‘The beer scene round here has been growing like crazy,’ says Matt Trethewey of the Beer Research Institute brewpub in Mesa, Arizona. ‘We opened at the end of November 2014, and a couple more have opened since we’ve been here. For the longest time Arizona was dominated by two microbreweries, Four Peaks and SanTan, but now craft brewing is booming and at the last count there were 65 microbreweries in Arizona. People think Mesa is just a suburb of Phoenix but Mesa is the 3rd largest city in Arizona and yet there was only one brewery for 500,000 people.’
Matt started BRI with his buddy Greg Sorrels. They’re both Mesa boys and were both into home brewing.
‘There are similarities between home brewing and commercial,’ says Matt, ‘but the timing is different, and scaling the recipes isn’t straightforward. The recipes don’t go in a linear fashion. The chemistry all changes. At home we were doing 11 gallons at a time, now we’re doing 155 gallons, and if we make a mistake it all goes down the drain! We’re committed to quality. In a public setting, you have to be consistent. At home if a batch turns out a little different you drink it anyway. Commercially it has to be consistent.’
Matt and Greg built their brewpub the way they wanted it. There are no TVs and not even wifi.
‘We want people to sit and talk,’ Matt says. ‘We want to be part of the glue that brings a community together.’
So what kind of beers do Matt and Greg make? ‘We like strong beers,’ Matt explains. ‘Most of our beer is over 6% and the majority over 7%. Our Lolli is 8.2% but it tastes like 5% so is dangerous! We call it our sucker punch. We haven’t yet used local ingredients like agave or chili, which some people have done, but we might. We do use local peaches for our 9.8% peach seasonal, though.’
A few miles away at Arizona Wilderness Brewing in the neighboring city of Gilbert, they do use local ingredients in their brews, and some unusual ones at that. Their innovative approach certainly hasn’t done them any harm.
‘We opened in September 2013,’ says General Manager Matt McCormick. ‘In 2013 RateBeer voted us the best new brewery in the world, then Esquire voted us the best new brewery in the USA.’
Some of their unique beers are on the flight before me, and like most things they brew are named after Arizona wilderness areas. The Wet Beaver Wit combines beet and coriander, their Blonde Stout has Arizona’s Superstition Coffee in it, while the Guntzer has pine cones smoked over pecan wood.

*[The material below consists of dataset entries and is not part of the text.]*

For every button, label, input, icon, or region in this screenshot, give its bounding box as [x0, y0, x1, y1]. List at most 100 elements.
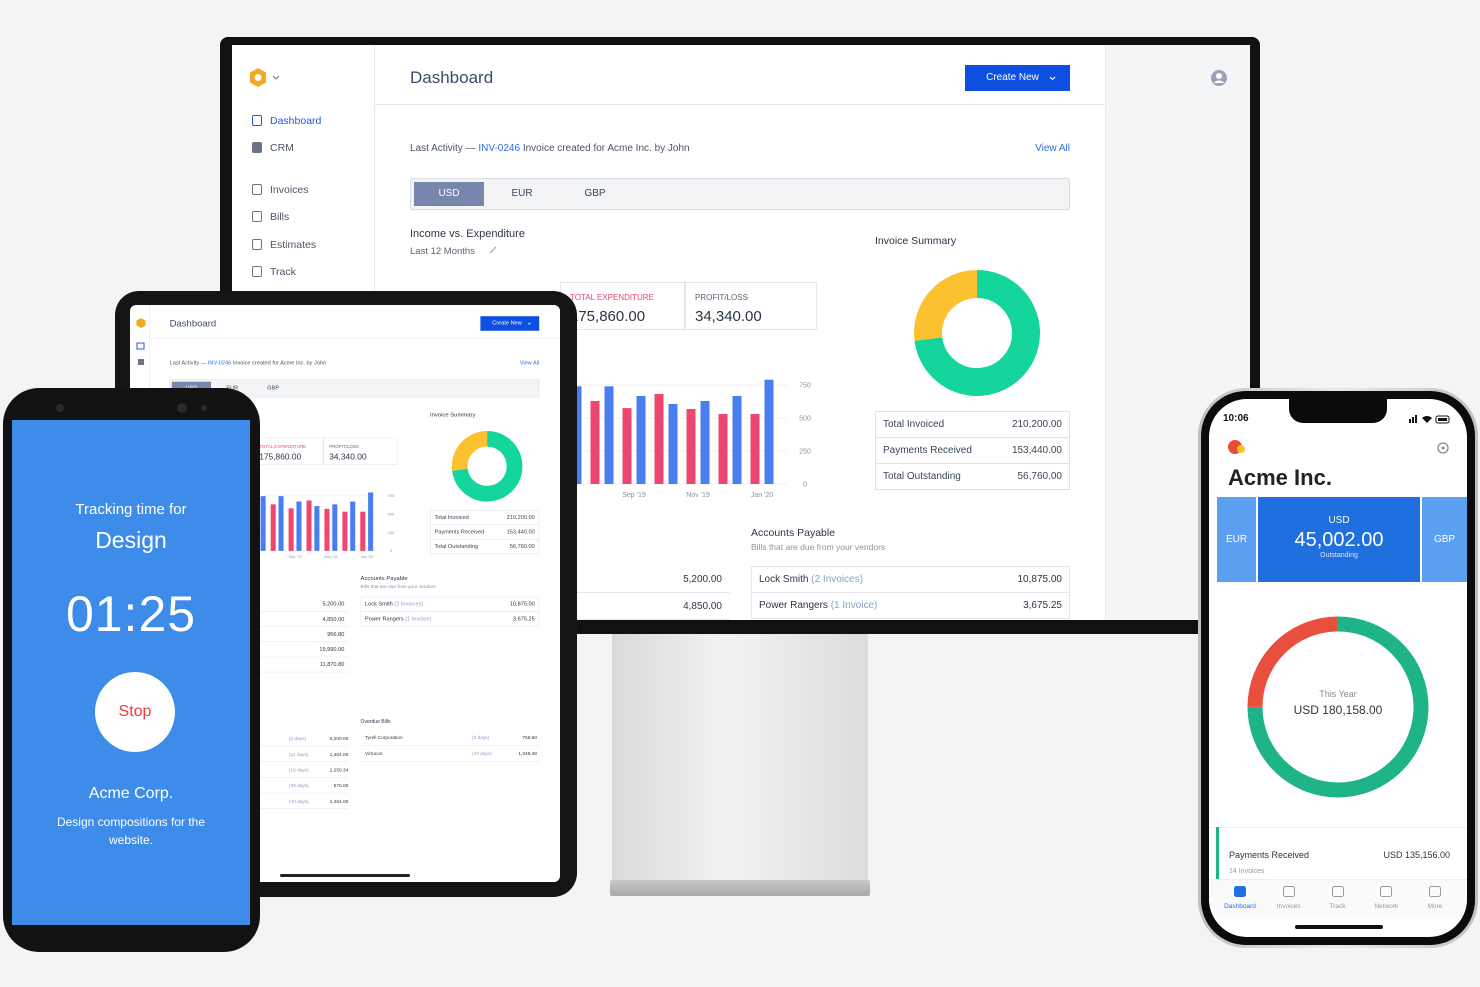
currency-tab[interactable]: USD: [414, 182, 484, 206]
row-divider: [430, 539, 540, 540]
bar: [314, 506, 320, 551]
overdue-row[interactable]: [360, 746, 540, 762]
receivable-amount: 5,200.00: [683, 574, 722, 585]
chart-title: Income vs. Expenditure: [410, 228, 525, 240]
create-button[interactable]: Create New: [480, 316, 540, 331]
last-activity: Last Activity — INV-0246 Invoice created…: [170, 360, 327, 366]
summary-label: Total Outstanding: [883, 471, 961, 482]
tab-label[interactable]: Dashboard: [1224, 903, 1256, 910]
summary-value: 153,440.00: [506, 529, 535, 536]
receivable-amount: 19,990.00: [319, 646, 345, 653]
nav-item[interactable]: CRM: [270, 142, 294, 154]
donut-segment: [914, 270, 978, 341]
tab-glyph: [1380, 886, 1393, 897]
nav-item[interactable]: Invoices: [270, 184, 309, 196]
invoice-count: (2 Invoices): [811, 574, 863, 585]
overdue-row[interactable]: [360, 729, 540, 746]
tab-glyph: [1282, 886, 1295, 897]
nav-icon: [252, 184, 262, 195]
ring-total: USD 180,158.00: [1293, 703, 1383, 717]
nav-item[interactable]: Estimates: [270, 239, 317, 251]
y-tick-label: 500: [388, 511, 395, 516]
summary-label: Payments Received: [883, 445, 972, 456]
payments-card[interactable]: [1209, 827, 1467, 879]
y-tick-label: 250: [799, 449, 811, 456]
y-tick-label: 0: [390, 548, 393, 553]
payable-name: Lock Smith (2 Invoices): [759, 574, 863, 585]
currency-tab[interactable]: EUR: [511, 188, 533, 199]
payable-subtitle: Bills that are due from your vendors: [751, 542, 886, 552]
currency-tab[interactable]: GBP: [267, 385, 280, 392]
tab-label[interactable]: Invoices: [1276, 903, 1301, 910]
x-tick-label: Sep '19: [288, 554, 301, 559]
timer-client: Acme Corp.: [88, 785, 174, 802]
payable-amount: 10,875.00: [509, 601, 535, 608]
nav-icon: [252, 115, 262, 126]
tab-label[interactable]: More: [1427, 903, 1443, 910]
card-label: TOTAL EXPENDITURE: [259, 443, 307, 449]
currency-left-label: EUR: [1225, 534, 1248, 545]
vendor-name: Lock Smith: [365, 601, 393, 608]
tab-glyph: [1429, 886, 1441, 897]
payable-row[interactable]: [360, 611, 540, 627]
avatar[interactable]: [1210, 69, 1228, 87]
view-all-link[interactable]: View All: [1035, 143, 1070, 154]
chevron: [1049, 76, 1056, 81]
x-tick-label: Jan '20: [751, 492, 773, 499]
stop-button[interactable]: Stop: [118, 703, 152, 720]
bar: [368, 492, 374, 551]
nav-item[interactable]: Dashboard: [270, 115, 322, 127]
pencil: [489, 246, 497, 254]
card-value: 34,340.00: [329, 452, 367, 462]
bar: [764, 379, 774, 484]
summary-label: Total Outstanding: [434, 543, 479, 550]
payments-count: 14 Invoices: [1229, 868, 1265, 875]
timer-description: Design compositions for the website.: [56, 815, 206, 847]
payable-row[interactable]: [751, 592, 1070, 619]
create-button[interactable]: Create New: [965, 65, 1070, 91]
receivable-amount: 4,850.00: [683, 601, 722, 612]
view-all-link[interactable]: View All: [519, 359, 540, 367]
tab-icon: [1282, 886, 1295, 897]
tab-bar: Dashboard Invoices Track Network More: [1209, 879, 1467, 919]
nav-item[interactable]: Track: [270, 266, 296, 278]
y-tick-label: 750: [799, 383, 811, 390]
notch: [1289, 399, 1387, 423]
tab-label[interactable]: Track: [1329, 903, 1346, 910]
invoice-donut: [914, 270, 1040, 396]
nav-item[interactable]: Bills: [270, 211, 290, 223]
summary-value: 210,200.00: [1011, 419, 1062, 430]
y-tick-label: 500: [799, 416, 811, 423]
invoice-link: INV-0246: [207, 359, 232, 367]
monitor-foot: [610, 880, 870, 896]
payments-title: Payments Received: [1229, 850, 1310, 860]
receivable-amount: 5,200.00: [322, 601, 345, 608]
tab-label[interactable]: Network: [1374, 903, 1399, 910]
summary-table: [430, 509, 540, 555]
bar: [278, 496, 284, 551]
tab-glyph: [1234, 886, 1246, 897]
nav-icon: [252, 239, 262, 250]
settings-icon[interactable]: [1436, 441, 1450, 455]
tab-icon: [1380, 886, 1393, 897]
card-value: 34,340.00: [695, 308, 762, 325]
currency-left[interactable]: [1217, 497, 1256, 582]
currency-tab[interactable]: GBP: [584, 188, 606, 199]
currency-right[interactable]: [1422, 497, 1467, 582]
bar: [636, 395, 646, 484]
overdue-name: Virtucon: [365, 750, 383, 757]
summary-value: 210,200.00: [506, 514, 535, 521]
summary-label: Payments Received: [434, 529, 485, 536]
bar: [686, 409, 696, 484]
iphone-screen: 10:06 Acme Inc. EUR GBP USD 45,002.00 Ou…: [1209, 399, 1467, 937]
overdue-age: (40 days): [288, 798, 309, 804]
year-ring: [1247, 616, 1429, 798]
header-bar: [375, 45, 1105, 105]
bar: [270, 504, 276, 551]
bar: [668, 404, 678, 484]
chart-subtitle: Last 12 Months: [410, 246, 475, 257]
bar: [622, 408, 632, 484]
activity-text: Invoice created for Acme Inc. by John: [232, 359, 327, 367]
overdue-amount: 1,464.00: [329, 798, 349, 804]
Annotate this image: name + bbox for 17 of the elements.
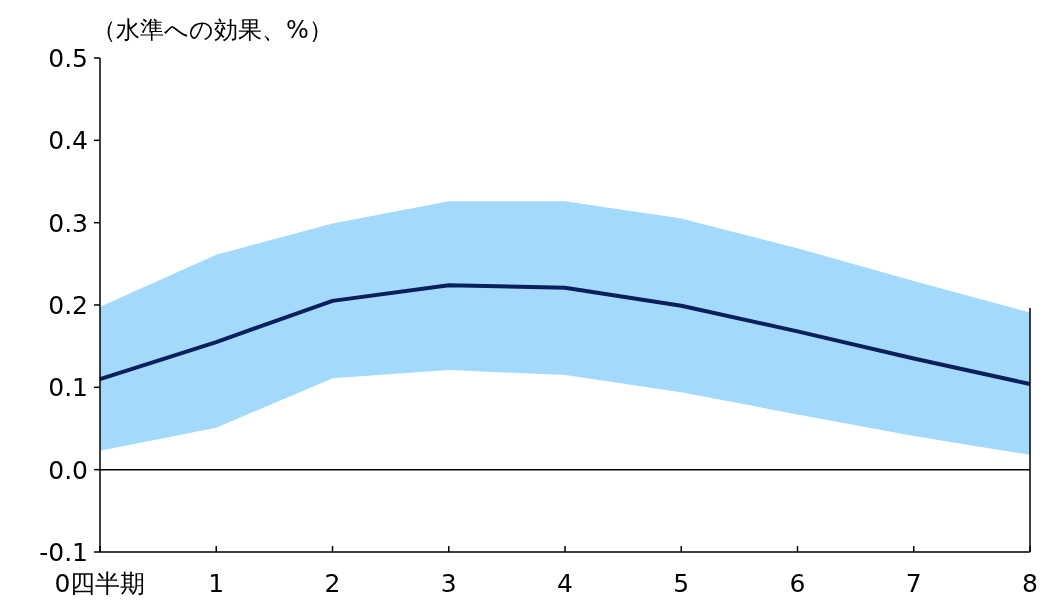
x-tick-label: 8 <box>1022 569 1038 598</box>
x-tick-label: 2 <box>324 569 341 598</box>
x-tick-label: 1 <box>208 569 225 598</box>
y-tick-label: 0.1 <box>48 373 88 403</box>
y-tick-label: 0.3 <box>48 208 88 238</box>
y-tick-label: -0.1 <box>39 538 88 567</box>
x-tick-label: 0四半期 <box>54 569 146 598</box>
y-tick-label: 0.0 <box>48 455 88 485</box>
x-tick-label: 6 <box>789 569 806 598</box>
y-tick-label: 0.2 <box>48 291 88 320</box>
y-tick-label: 0.5 <box>48 44 88 73</box>
y-axis-title: （水準への効果、%） <box>92 16 333 44</box>
x-tick-label: 4 <box>557 569 573 598</box>
x-tick-label: 5 <box>673 569 690 598</box>
x-tick-label: 3 <box>440 569 457 598</box>
x-tick-label: 7 <box>905 569 922 598</box>
y-tick-label: 0.4 <box>48 126 88 156</box>
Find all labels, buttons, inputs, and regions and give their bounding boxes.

‘We did a pecan pie beer aged in bourbon barrels,’ Matt says. ‘We’ve used rum and tequila barrels too. We’re also one of the few brewing companies that use White Sonora Wheat, which was on the verge of extinction. Steve Sossaman at Sossaman Farms down the road in Queen Creek helped bring it back.’
‘Now that the scene is growing,’ Matt Trethewey says, ‘you’re not only getting variety, you’re getting better quality. There isn’t really rivalry, it’s more cooperation, though when I say there’s no rivalry you still want to be the best! When you see what other guys are doing you have to up your game.’
One way to see what several of the Arizona brewers are doing is to take an Arizona Brewery Tour, another business that’s booming alongside the breweries, as co-founder John Alvarado says.
‘We started about two and a half years ago, and have probably added about 18 breweries to our tours in the last couple of years. We now have three buses. We even have people come on our tours who don’t drink beer!
‘We usually include a pub that brews its own ale to sell on site. We’ll include a larger facility and maybe a nano-brewery too. We like to show a range of places. We’re trying to expand people’s palates. The guys from the Beer Research Institute actually joined one of our tours to see what everyone else was doing.
‘The tour is good because the area around Greater Phoenix is so sprawled out. Cab rides are expensive. There are now over 60 breweries in Arizona, and three more are opening in the next few weeks that I know of. We have a group coming into Phoenix from Vegas just for the beer!’
It’s clear the beer scene in Arizona is booming, especially around the Phoenix area – beets, wheat, coffee, and all.